Score HellaSwag against accuracy and reasoning quality:

  • fi.evals.ExactMatch — boolean correctness of the chosen option index against ground truth.
  • fi.evals.ReasoningQuality — 0–1 reasoning quality across the chain-of-thought trace, when CoT is enabled.
  • fi.evals.TaskCompletion — whether the model committed to and finished the multi-step decision (relevant when running CoT-augmented HellaSwag).
  • Category cohort slicing — accuracy by HellaSwag category (sports, cooking, work, home maintenance); regressions concentrate in specific categories.
  • Decoding-parameter slice — temperature and top-p; greedy decoding and high-temperature sampling produce different scores.
from fi.evals import ExactMatch, ReasoningQuality

problem = "A woman is outside with a bucket and a dog. The dog runs around in circles trying to avoid a bath. She..."
choices = ["A) puts the bucket on the dog's head", "B) gets soaked while bathing the dog",
           "C) sells the bucket", "D) flies away"]
answer = "B"

print(ExactMatch().evaluate(input=problem, output=answer, expected="B"))
print(ReasoningQuality().evaluate(input=problem, output="The dog won't sit still..."))

Common Mistakes

  • Reporting only accuracy. A late-2026 model at 95% accuracy might still pick the right answer for the wrong reason; require ReasoningQuality alongside.
  • Skipping category slicing. Average accuracy hides a 4-point regression in one cohort.
  • Truncating max-tokens. CoT-augmented HellaSwag needs 256+ tokens; aggressive caps clip the reasoning.
  • Treating HellaSwag as a discriminator. It saturates near the ceiling for frontier models; pair with HarmBench, GPQA, or domain-specific evals for live discrimination.
  • Ignoring training-set contamination. HellaSwag has been in pretraining corpora for years; the test set may already be memorized in some models, inflating scores.

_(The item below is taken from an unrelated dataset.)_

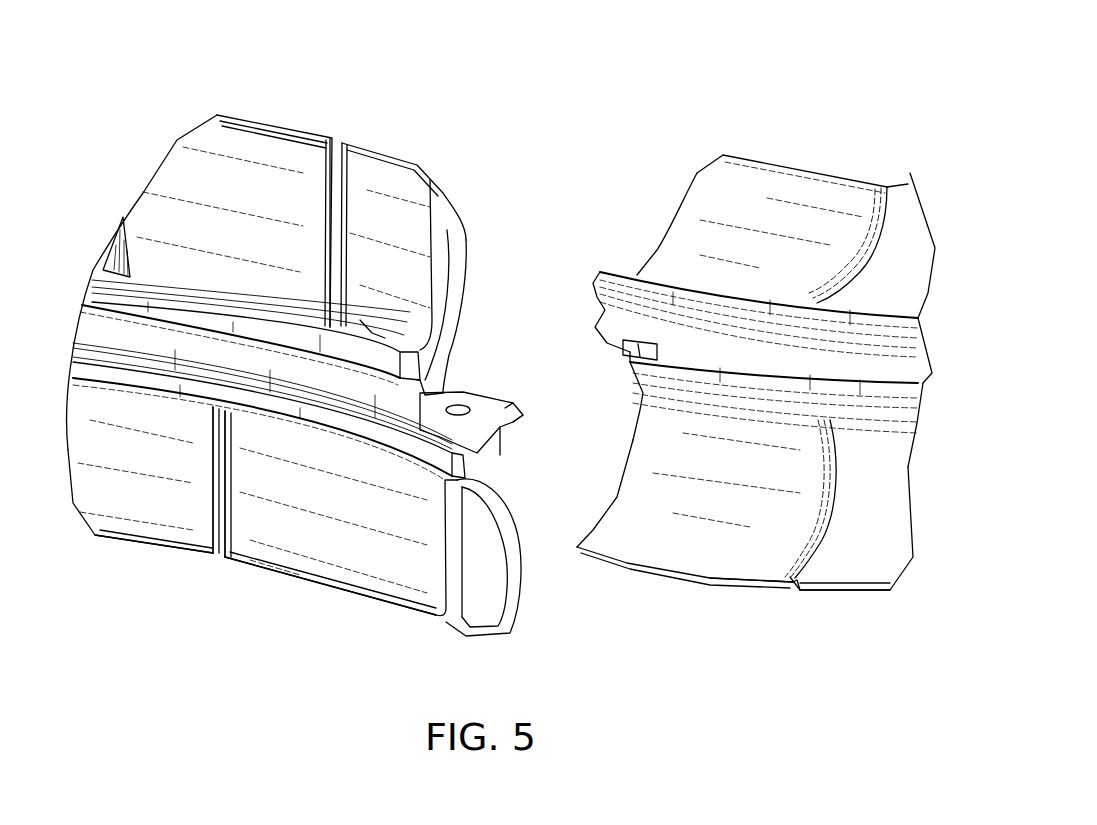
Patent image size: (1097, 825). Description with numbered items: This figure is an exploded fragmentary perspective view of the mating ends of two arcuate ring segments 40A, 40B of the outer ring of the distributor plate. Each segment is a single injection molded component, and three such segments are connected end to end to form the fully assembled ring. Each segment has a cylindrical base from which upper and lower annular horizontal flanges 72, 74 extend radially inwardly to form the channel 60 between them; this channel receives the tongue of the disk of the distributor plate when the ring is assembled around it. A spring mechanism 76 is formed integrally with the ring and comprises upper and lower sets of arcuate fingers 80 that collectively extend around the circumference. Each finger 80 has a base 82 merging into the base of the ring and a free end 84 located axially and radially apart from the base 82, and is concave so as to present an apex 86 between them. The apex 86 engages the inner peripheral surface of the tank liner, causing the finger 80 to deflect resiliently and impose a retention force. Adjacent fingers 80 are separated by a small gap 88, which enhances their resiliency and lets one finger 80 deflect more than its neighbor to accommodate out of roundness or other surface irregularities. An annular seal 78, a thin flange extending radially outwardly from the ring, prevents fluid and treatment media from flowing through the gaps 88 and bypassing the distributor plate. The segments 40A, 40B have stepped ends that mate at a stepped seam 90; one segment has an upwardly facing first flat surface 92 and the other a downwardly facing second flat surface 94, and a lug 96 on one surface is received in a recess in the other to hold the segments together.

Frequently Asked Questions

What is the HellaSwag benchmark?

HellaSwag is a benchmark of roughly 70,000 four-way multiple-choice commonsense-reasoning questions, where each item asks the model to pick the most plausible continuation of a short scenario from adversarially-generated distractors.

How is HellaSwag different from MMLU?

MMLU tests knowledge across 57 academic subjects with multiple-choice questions. HellaSwag tests commonsense reasoning about everyday physical and social situations and uses Adversarial Filtering to make distractors hard.

How do you evaluate HellaSwag in production workflows?

FutureAGI runs HellaSwag through Dataset.add_evaluation with ExactMatch on the chosen option index and ReasoningQuality on the model's chain-of-thought, so reasoning regressions surface even when accuracy looks flat.